Homeland zeigt, was TV-Unterhaltung leisten kann
Transportiert wird dies durch eine
hervorragende Darstellerriege. Claire Danes kraftvolles Spiel macht
Carries Obsession greifbar. Der einzige Grund, aus dem sie nicht
herausragt, besteht darin, dass sie zwei Meister des subtilen Spiels
an ihrer Seite hat. Damian Lewis beherrscht eine präzise,
mehrschichtige Mimik, die den Zuschauer oft die nach außen getragene
Emotion der Figur und die darunterliegende tatsächliche erkennen
lässt, ohne aufgesetzt zu wirken. Andere brauchen zehn Zeilen Text,
um zu vermitteln, was Lewis mit der Veränderung von ein paar Falten
um die Augen und den Ausdruck in ihnen schafft. Und Mandy Patinkin
erreicht in der Zurückgenommenheit seiner Figur Saul eine
Ausdrucksstärke, für die andere brüllen müssen. (Hat er früher
durchaus auch gemacht.)
Homeland zeigt, wie professionelle
TV-Unterhaltung aussehen, was sie leisten kann. Wenn man intelligente
Skripts, großartige Darsteller und den Mut hat, vom Zuschauer
Mitdenken zu erwarten.
Dass die Serie weit hinter den Quoten
eines Dschungelcamp zurückbleiben wird, gehört zum Drama der
Unterhaltungsgegenwart. Nicht nur der im TV.
Was das mit Nullen und Einsen zu tun
hat? Nun, Homeland und dessen Rezeption in Deutschland bereits vor
der Ausstrahlung ist ein schöner Beleg für die Veränderung in der
Mediennutzung. Die komplett via iTunes verfügbare erste und zweite
Staffel haben sich viele angesehen, bei der zweiten Staffel waren die
jeweiligen Episoden bereits kurz nach der US-Ausstrahlung verfügbar.
Kaum noch Asynchronität, keine Verzögerung durch das Warten auf
Box-Sets.
Ich etwa habe mir die erste Staffel angesehen, während in
Deutschland Dschungelcamp lief – sprich, rein gar nichts
brauchbares zu sehen war. Homeland dürfte jenseits der USA
Spartenprogramm bleiben. Obwohl es die Stärke professionell
produzierter Inhalte zeigt – und die sind nunmal teuer – wird es
für werbefinanziertes Programm aufgrund der erzielbaren Quoten nicht
auf Prime-Plätzen laufen. Breaking Bad lief hierzulande ja auch bei
Arte. Ob sich hierfür durch digitale Kanäle, ob im Netz oder auf
dem TV-Schirm, bessere Verwertungskanäle finden lassen, ist eine der
Fragen, die wir in den nächsten Jahren klären müssen. (Davon mal abgesehen ist der Witz an einem privaten Blog aber auch der, dass ich hier treiben kann, was ich will.)

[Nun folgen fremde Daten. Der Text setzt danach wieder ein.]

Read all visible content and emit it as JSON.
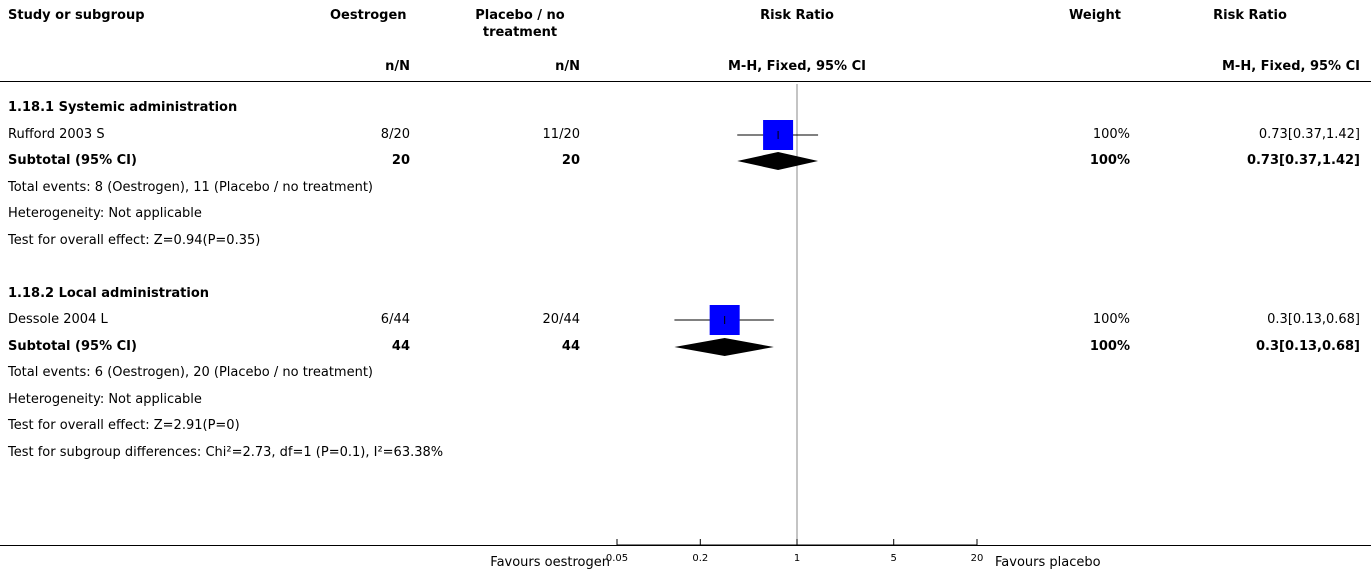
{
  "header": {
    "col_study": "Study or subgroup",
    "col_experimental": "Oestrogen",
    "col_control": "Placebo / no treatment",
    "col_control_line1": "Placebo / no",
    "col_control_line2": "treatment",
    "col_plot": "Risk Ratio",
    "col_weight": "Weight",
    "col_ratio": "Risk Ratio",
    "sub_experimental": "n/N",
    "sub_control": "n/N",
    "sub_plot": "M-H, Fixed, 95% CI",
    "sub_ratio": "M-H, Fixed, 95% CI"
  },
  "rows": [
    {
      "study": "1.18.1 Systemic administration",
      "kind": "heading"
    },
    {
      "study": "Rufford 2003 S",
      "experimental": "8/20",
      "control": "11/20",
      "weight": "100%",
      "ratio": "0.73[0.37,1.42]",
      "kind": "study"
    },
    {
      "study": "Subtotal (95% CI)",
      "experimental": "20",
      "control": "20",
      "weight": "100%",
      "ratio": "0.73[0.37,1.42]",
      "kind": "subtotal"
    },
    {
      "study": "Total events: 8 (Oestrogen), 11 (Placebo / no treatment)",
      "kind": "note"
    },
    {
      "study": "Heterogeneity: Not applicable",
      "kind": "note"
    },
    {
      "study": "Test for overall effect: Z=0.94(P=0.35)",
      "kind": "note"
    },
    {
      "study": "",
      "kind": "blank"
    },
    {
      "study": "1.18.2 Local administration",
      "kind": "heading"
    },
    {
      "study": "Dessole 2004 L",
      "experimental": "6/44",
      "control": "20/44",
      "weight": "100%",
      "ratio": "0.3[0.13,0.68]",
      "kind": "study"
    },
    {
      "study": "Subtotal (95% CI)",
      "experimental": "44",
      "control": "44",
      "weight": "100%",
      "ratio": "0.3[0.13,0.68]",
      "kind": "subtotal"
    },
    {
      "study": "Total events: 6 (Oestrogen), 20 (Placebo / no treatment)",
      "kind": "note"
    },
    {
      "study": "Heterogeneity: Not applicable",
      "kind": "note"
    },
    {
      "study": "Test for overall effect: Z=2.91(P=0)",
      "kind": "note"
    },
    {
      "study": "Test for subgroup differences: Chi²=2.73, df=1 (P=0.1), I²=63.38%",
      "kind": "note"
    }
  ],
  "footer": {
    "favours_left": "Favours oestrogen",
    "favours_right": "Favours placebo"
  },
  "chart_data": {
    "type": "forest",
    "scale": "log",
    "xlim": [
      0.05,
      20
    ],
    "null_line": 1,
    "x_ticks": [
      0.05,
      0.2,
      1,
      5,
      20
    ],
    "x_tick_labels": [
      "0.05",
      "0.2",
      "1",
      "5",
      "20"
    ],
    "favours_left": "Favours oestrogen",
    "favours_right": "Favours placebo",
    "marker_color": "#0000ff",
    "diamond_color": "#000000",
    "studies": [
      {
        "name": "Rufford 2003 S",
        "rr": 0.73,
        "lower": 0.37,
        "upper": 1.42,
        "weight": 100,
        "row": 1
      },
      {
        "name": "Dessole 2004 L",
        "rr": 0.3,
        "lower": 0.13,
        "upper": 0.68,
        "weight": 100,
        "row": 8
      }
    ],
    "subtotals": [
      {
        "name": "Subtotal (95% CI)",
        "rr": 0.73,
        "lower": 0.37,
        "upper": 1.42,
        "row": 2
      },
      {
        "name": "Subtotal (95% CI)",
        "rr": 0.3,
        "lower": 0.13,
        "upper": 0.68,
        "row": 9
      }
    ]
  }
}
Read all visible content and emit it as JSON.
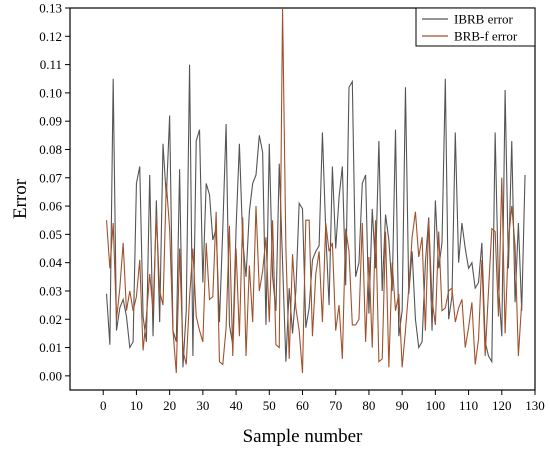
{
  "chart_data": {
    "type": "line",
    "xlabel": "Sample number",
    "ylabel": "Error",
    "xlim": [
      -10,
      130
    ],
    "ylim": [
      -0.005,
      0.13
    ],
    "x_ticks": [
      0,
      10,
      20,
      30,
      40,
      50,
      60,
      70,
      80,
      90,
      100,
      110,
      120,
      130
    ],
    "y_ticks": [
      0.0,
      0.01,
      0.02,
      0.03,
      0.04,
      0.05,
      0.06,
      0.07,
      0.08,
      0.09,
      0.1,
      0.11,
      0.12,
      0.13
    ],
    "x_tick_labels": [
      "0",
      "10",
      "20",
      "30",
      "40",
      "50",
      "60",
      "70",
      "80",
      "90",
      "100",
      "110",
      "120",
      "130"
    ],
    "y_tick_labels": [
      "0.00",
      "0.01",
      "0.02",
      "0.03",
      "0.04",
      "0.05",
      "0.06",
      "0.07",
      "0.08",
      "0.09",
      "0.10",
      "0.11",
      "0.12",
      "0.13"
    ],
    "legend_position": "top-right",
    "grid": false,
    "series": [
      {
        "name": "IBRB error",
        "color": "#555555",
        "x_start": 1,
        "values": [
          0.029,
          0.011,
          0.105,
          0.016,
          0.024,
          0.027,
          0.021,
          0.01,
          0.012,
          0.068,
          0.074,
          0.021,
          0.012,
          0.071,
          0.014,
          0.062,
          0.019,
          0.082,
          0.063,
          0.092,
          0.016,
          0.012,
          0.073,
          0.003,
          0.023,
          0.11,
          0.007,
          0.083,
          0.087,
          0.033,
          0.068,
          0.064,
          0.048,
          0.052,
          0.019,
          0.052,
          0.089,
          0.018,
          0.011,
          0.052,
          0.082,
          0.048,
          0.035,
          0.058,
          0.068,
          0.071,
          0.085,
          0.079,
          0.018,
          0.082,
          0.035,
          0.023,
          0.075,
          0.04,
          0.005,
          0.031,
          0.015,
          0.03,
          0.061,
          0.059,
          0.017,
          0.024,
          0.041,
          0.044,
          0.046,
          0.086,
          0.051,
          0.025,
          0.074,
          0.045,
          0.063,
          0.074,
          0.032,
          0.102,
          0.104,
          0.035,
          0.04,
          0.068,
          0.071,
          0.022,
          0.059,
          0.038,
          0.083,
          0.03,
          0.057,
          0.048,
          0.03,
          0.087,
          0.014,
          0.023,
          0.102,
          0.029,
          0.044,
          0.02,
          0.01,
          0.012,
          0.04,
          0.056,
          0.016,
          0.062,
          0.038,
          0.047,
          0.105,
          0.02,
          0.028,
          0.086,
          0.04,
          0.054,
          0.045,
          0.038,
          0.04,
          0.031,
          0.033,
          0.047,
          0.012,
          0.007,
          0.005,
          0.086,
          0.032,
          0.014,
          0.101,
          0.038,
          0.083,
          0.026,
          0.054,
          0.023,
          0.071
        ]
      },
      {
        "name": "BRB-f error",
        "color": "#a0522d",
        "x_start": 1,
        "values": [
          0.055,
          0.038,
          0.054,
          0.02,
          0.031,
          0.047,
          0.023,
          0.03,
          0.023,
          0.028,
          0.041,
          0.009,
          0.021,
          0.036,
          0.023,
          0.057,
          0.03,
          0.025,
          0.068,
          0.052,
          0.016,
          0.001,
          0.045,
          0.009,
          0.004,
          0.028,
          0.045,
          0.021,
          0.016,
          0.012,
          0.047,
          0.027,
          0.028,
          0.058,
          0.005,
          0.004,
          0.017,
          0.053,
          0.007,
          0.045,
          0.014,
          0.056,
          0.007,
          0.039,
          0.019,
          0.06,
          0.03,
          0.037,
          0.049,
          0.019,
          0.055,
          0.011,
          0.01,
          0.13,
          0.045,
          0.006,
          0.043,
          0.024,
          0.016,
          0.001,
          0.055,
          0.055,
          0.014,
          0.036,
          0.044,
          0.019,
          0.054,
          0.044,
          0.047,
          0.016,
          0.025,
          0.006,
          0.052,
          0.044,
          0.018,
          0.018,
          0.02,
          0.054,
          0.012,
          0.042,
          0.01,
          0.055,
          0.005,
          0.006,
          0.051,
          0.003,
          0.04,
          0.023,
          0.029,
          0.003,
          0.016,
          0.031,
          0.049,
          0.058,
          0.042,
          0.049,
          0.016,
          0.055,
          0.027,
          0.018,
          0.051,
          0.023,
          0.024,
          0.03,
          0.031,
          0.019,
          0.024,
          0.027,
          0.01,
          0.017,
          0.026,
          0.004,
          0.013,
          0.041,
          0.007,
          0.03,
          0.052,
          0.051,
          0.021,
          0.07,
          0.015,
          0.048,
          0.06,
          0.046,
          0.007,
          0.026
        ]
      }
    ]
  }
}
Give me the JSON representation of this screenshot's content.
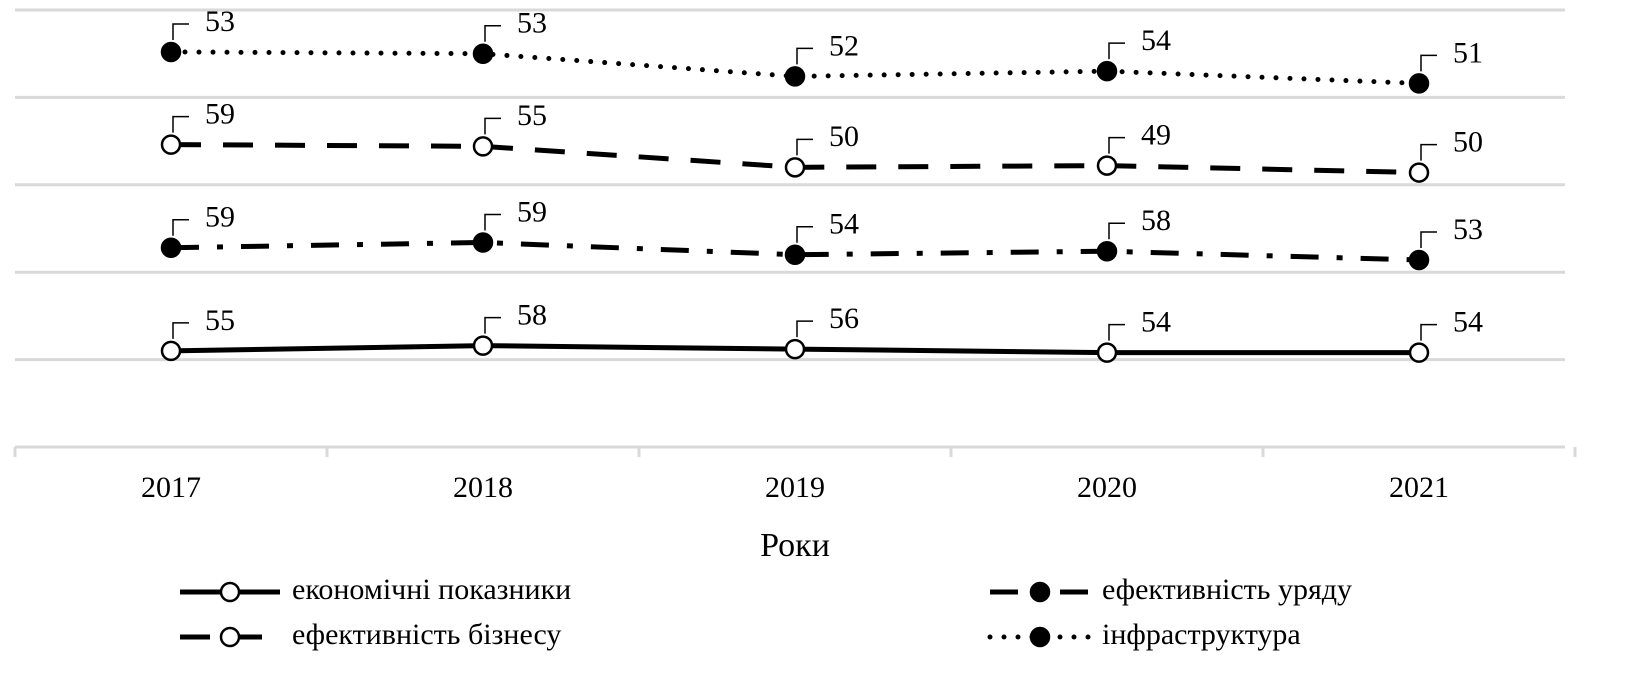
{
  "chart_data": {
    "type": "line",
    "stacked": true,
    "xlabel": "Роки",
    "categories": [
      "2017",
      "2018",
      "2019",
      "2020",
      "2021"
    ],
    "series": [
      {
        "name": "економічні показники",
        "color": "#000000",
        "line_style": "solid",
        "marker_fill": "open",
        "values": [
          55,
          58,
          56,
          54,
          54
        ]
      },
      {
        "name": "ефективність уряду",
        "color": "#000000",
        "line_style": "dashdot",
        "marker_fill": "filled",
        "values": [
          59,
          59,
          54,
          58,
          53
        ]
      },
      {
        "name": "ефективність бізнесу",
        "color": "#000000",
        "line_style": "dashed",
        "marker_fill": "open",
        "values": [
          59,
          55,
          50,
          49,
          50
        ]
      },
      {
        "name": "інфраструктура",
        "color": "#000000",
        "line_style": "dotted",
        "marker_fill": "filled",
        "values": [
          53,
          53,
          52,
          54,
          51
        ]
      }
    ],
    "ylim": [
      0,
      250
    ],
    "yticks": [
      0,
      50,
      100,
      150,
      200,
      250
    ],
    "ytick_labels": false,
    "grid": true,
    "legend": "bottom"
  }
}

Jetzt solltet ihr aber erstmal alle
Homeland schauen. Auf Sat.1, auf Sat.1.de im Catchup-Modus oder via
iTunes. Aber schaut es, es lohnt sich.
Und ja, es sagt auch was über die
deutsche TV-Landschaft aus, dass ich den englischen Trailer einbinden
musste, weil auf Sat1.de die Share-Option fehlt.